Meanwhile, a joint brief filed by Spokane on behalf of numerous local authorities echoes many of the same arguments. Records show that most analysis of the FAA decision came after the agency decided to revoke tower funding, the groups contend in their brief. “The pre-decisional record fails to show that FAA prioritized air safety in deciding to close the contract towers. This is a textbook case of arbitrary agency action,” the groups say, adding, “FAA abandoned its own established procedures and regulations for thoroughly evaluating changes to critical safety elements like the towers.” These include safety risk management analyses.
The groups further argue that FAA is required to apply sequestration cuts evenly, but sequestration’s mandate doesn’t necessarily demand cuts in the contract tower program. Further, sequestration laws do not eliminate FAA’s statutory requirements for safety, environmental mandates or other obligations, the brief contends.
The groups underscore the safety services provided by the towers, along with the fact that they are less expensive than federal towers. They also cite congressional mandates for FAA to continue the program and extend it as “practicable.” But the brief says, “FAA has exhibited some reluctance to continue this program.”

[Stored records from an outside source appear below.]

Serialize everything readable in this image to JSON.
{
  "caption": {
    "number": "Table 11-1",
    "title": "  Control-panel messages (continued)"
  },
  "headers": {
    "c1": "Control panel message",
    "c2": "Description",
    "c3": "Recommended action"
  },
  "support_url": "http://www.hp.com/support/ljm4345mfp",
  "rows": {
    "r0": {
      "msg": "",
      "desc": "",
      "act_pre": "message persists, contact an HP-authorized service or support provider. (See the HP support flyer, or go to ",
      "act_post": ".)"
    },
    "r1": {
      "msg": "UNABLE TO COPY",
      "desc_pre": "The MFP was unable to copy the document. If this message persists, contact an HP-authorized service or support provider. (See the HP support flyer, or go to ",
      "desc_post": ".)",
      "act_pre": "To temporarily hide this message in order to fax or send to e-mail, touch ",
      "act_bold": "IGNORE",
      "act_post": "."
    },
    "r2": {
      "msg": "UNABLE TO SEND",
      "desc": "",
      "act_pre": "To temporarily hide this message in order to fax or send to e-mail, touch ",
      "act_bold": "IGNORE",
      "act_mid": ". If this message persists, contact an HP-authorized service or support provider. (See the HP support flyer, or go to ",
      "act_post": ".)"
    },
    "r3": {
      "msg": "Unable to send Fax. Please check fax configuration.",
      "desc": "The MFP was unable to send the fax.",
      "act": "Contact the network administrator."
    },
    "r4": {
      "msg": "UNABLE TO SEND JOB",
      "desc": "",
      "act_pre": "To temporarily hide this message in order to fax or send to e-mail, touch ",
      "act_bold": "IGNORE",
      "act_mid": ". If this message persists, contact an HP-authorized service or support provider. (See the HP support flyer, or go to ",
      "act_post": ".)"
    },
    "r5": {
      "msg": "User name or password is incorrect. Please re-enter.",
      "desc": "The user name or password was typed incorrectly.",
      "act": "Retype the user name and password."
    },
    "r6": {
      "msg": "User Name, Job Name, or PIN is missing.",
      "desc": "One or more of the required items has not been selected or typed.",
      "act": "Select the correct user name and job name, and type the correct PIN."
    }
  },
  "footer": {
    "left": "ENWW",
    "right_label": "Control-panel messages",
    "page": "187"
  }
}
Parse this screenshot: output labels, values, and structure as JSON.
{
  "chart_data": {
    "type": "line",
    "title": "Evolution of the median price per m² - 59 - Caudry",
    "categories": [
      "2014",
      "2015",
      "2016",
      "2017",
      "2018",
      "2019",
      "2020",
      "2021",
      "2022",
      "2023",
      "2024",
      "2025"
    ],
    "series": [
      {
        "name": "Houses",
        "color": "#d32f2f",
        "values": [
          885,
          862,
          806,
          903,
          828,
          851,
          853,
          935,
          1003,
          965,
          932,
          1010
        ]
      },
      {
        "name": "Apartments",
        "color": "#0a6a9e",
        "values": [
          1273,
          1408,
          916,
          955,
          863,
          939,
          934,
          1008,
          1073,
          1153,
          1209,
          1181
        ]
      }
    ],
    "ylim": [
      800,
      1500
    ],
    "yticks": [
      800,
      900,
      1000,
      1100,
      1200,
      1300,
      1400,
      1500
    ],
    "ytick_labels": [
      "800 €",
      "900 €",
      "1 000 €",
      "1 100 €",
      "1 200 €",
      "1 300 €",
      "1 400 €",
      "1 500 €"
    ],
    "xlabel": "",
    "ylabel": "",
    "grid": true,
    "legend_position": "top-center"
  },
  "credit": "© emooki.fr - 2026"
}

AOPA, meanwhile, tells the court in its amicus curiae brief filed this week that FAA’s decision was “based solely on the number of operations conducted at the airport and how that number affects the traveling public” and does not account for numerous considerations that played into establishing and maintaining each tower.
FAA overlooked “the management of (aircraft) approaching, landing, and departing the airport, the access to the airport, any accident and incident avoidance measures on and in the vicinity of the airport, the local and national impact on traffic diverted to other airports, the public’s health and welfare, the public interests, and environmental impact changes,” AOPA says.